= Elcin Barker Ergun =

Elcin Barker Ergun is a business leader in the pharmaceutical industry. In September 2019 she was appointed chief executive officer and member of the board of directors of the Italian company Menarini Group.

== Biography ==
Ergun graduated from TED Ankara College (high school) in Turkey, where she also played basketball and handball and was a member of the team that won the national championship three times. Elcin has a Bachelor of Science degree in computer engineering from Middle East Technical University in Ankara and an MBA from INSEAD (Institut Europeen d’Administration Des Affaires).

Ergun's career started as a software engineer, working for five years in IT management in Amsterdam for ITT Corporation. After her MBA in France, Ergun moved to the UK, leading marketing and supply chain projects at the Northern European head office of Honeywell and later continued as subsidiary chief financial officer. Ergun entered the pharmaceutical industry as chief financial officer of the Turkish subsidiary of GlaxoSmithKline.

After joining Merck KGaA's Healthcare business, Elcin took on roles of increasing seniority within the organisation becoming Executive Vice President and Head of Global Commercial for Merck Serono, achieving significant leadership and business transformation across global commercial operations. This followed her role as Senior Vice President and Head of Intercontinental Region, across the Middle East, Africa, and Russia/CIS countries.

Before she joined Menarini Group, Elcin was based in Boston for three years as Executive Vice President, Head of New Businesses at Merck Healthcare.

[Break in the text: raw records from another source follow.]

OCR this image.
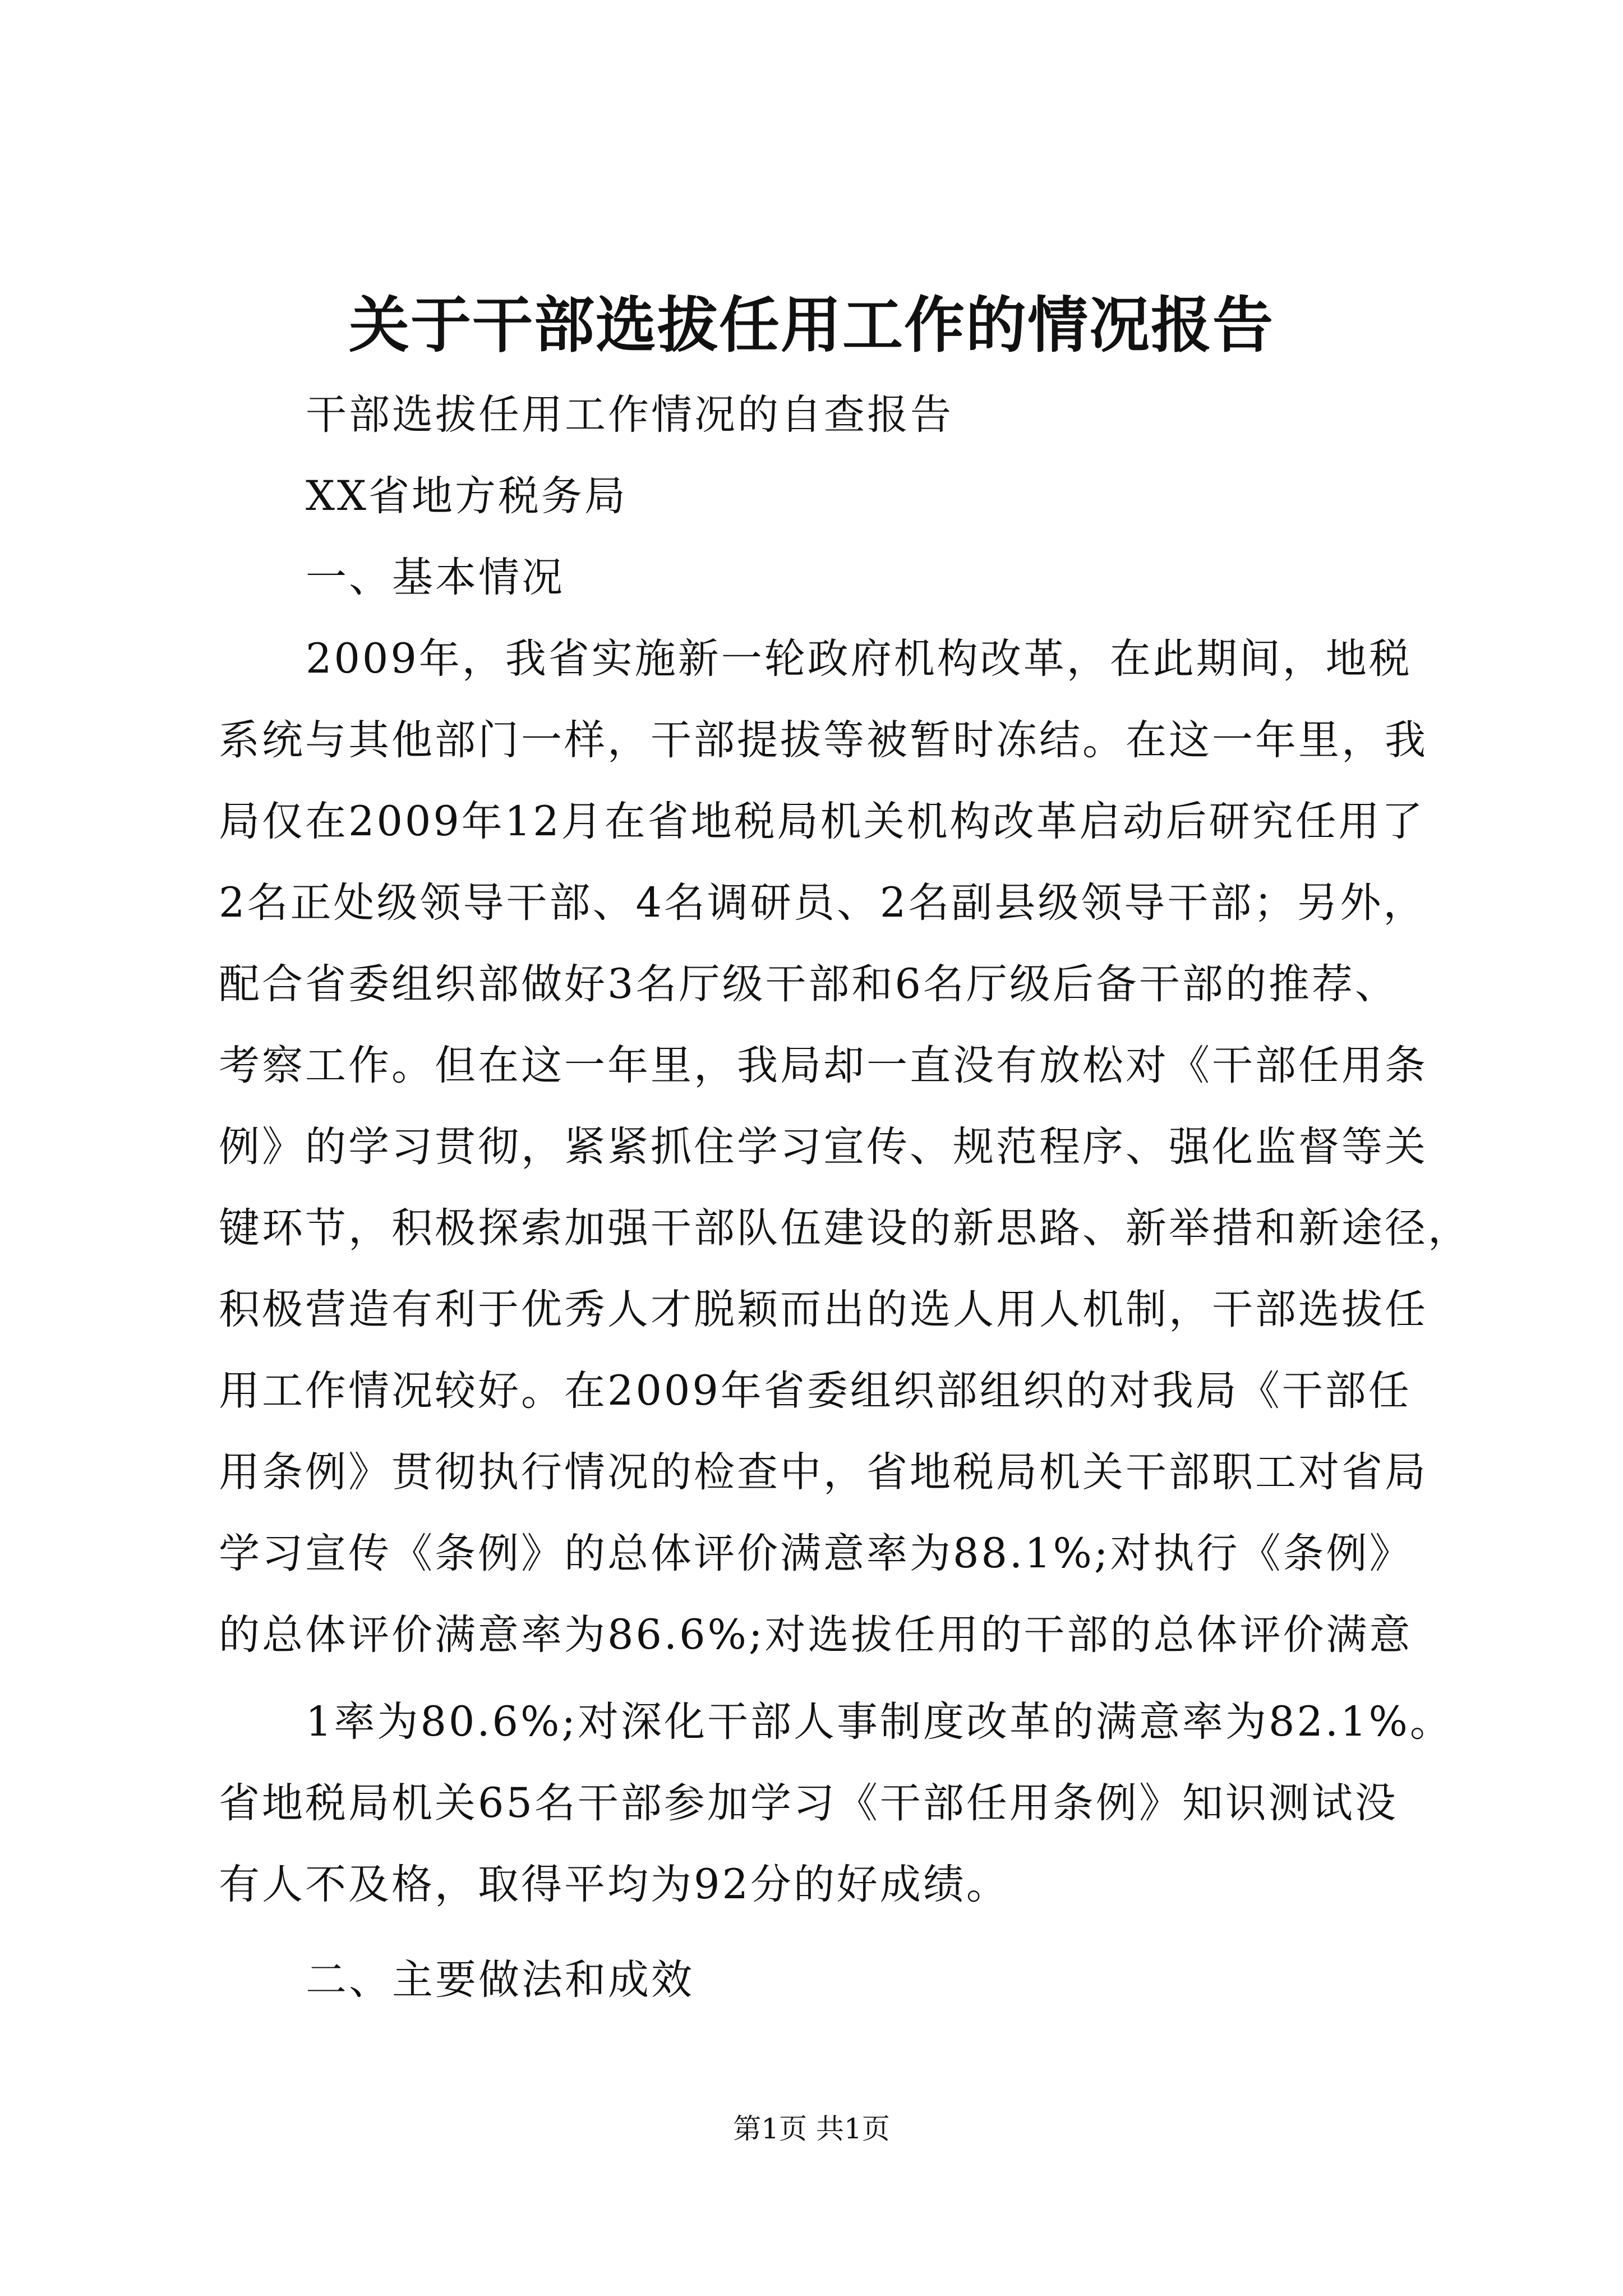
关于干部选拔任用工作的情况报告

干部选拔任用工作情况的自查报告

XX省地方税务局

一、基本情况

2009年，我省实施新一轮政府机构改革，在此期间，地税

系统与其他部门一样，干部提拔等被暂时冻结。在这一年里，我

局仅在2009年12月在省地税局机关机构改革启动后研究任用了

2名正处级领导干部、4名调研员、2名副县级领导干部；另外，

配合省委组织部做好3名厅级干部和6名厅级后备干部的推荐、

考察工作。但在这一年里，我局却一直没有放松对《干部任用条

例》的学习贯彻，紧紧抓住学习宣传、规范程序、强化监督等关

键环节，积极探索加强干部队伍建设的新思路、新举措和新途径，

积极营造有利于优秀人才脱颖而出的选人用人机制，干部选拔任

用工作情况较好。在2009年省委组织部组织的对我局《干部任

用条例》贯彻执行情况的检查中，省地税局机关干部职工对省局

学习宣传《条例》的总体评价满意率为88.1%;对执行《条例》

的总体评价满意率为86.6%;对选拔任用的干部的总体评价满意

1率为80.6%;对深化干部人事制度改革的满意率为82.1%。

省地税局机关65名干部参加学习《干部任用条例》知识测试没

有人不及格，取得平均为92分的好成绩。

二、主要做法和成效

第1页 共1页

Under Ergun's leadership, Menarini has accomplished milestones such as the 2020 acquisition of Stemline Therapeutics, a U.S. commercial-stage biopharmaceutical company, formerly a public listed organization quoted on NASDAQ, focused on the development and commercialization of novel oncology therapeutics. As of 2025, the portfolio of Menarini Stemline, a wholly owned subsidiary of the Menarini Group, includes 3 oncology and onco-hematology products.

In December 2023, the Menarini Group signed an exclusive licensing agreement with Insilico Medicine, a biotech company specializing in generative AI. The partnership grants Menarini global rights to develop and commercialize a small molecule inhibitor of KAT6, aimed at treating hormone-sensitive tumors and other potential therapeutic areas. In December 2024, the Menarini Group and Insilico Medicine concluded a second exclusive licensing agreement. This partnership grants the Menarini Group global rights to develop and commercialize a preclinical molecule targeting an oncological area with a significant need for innovative therapeutic solutions.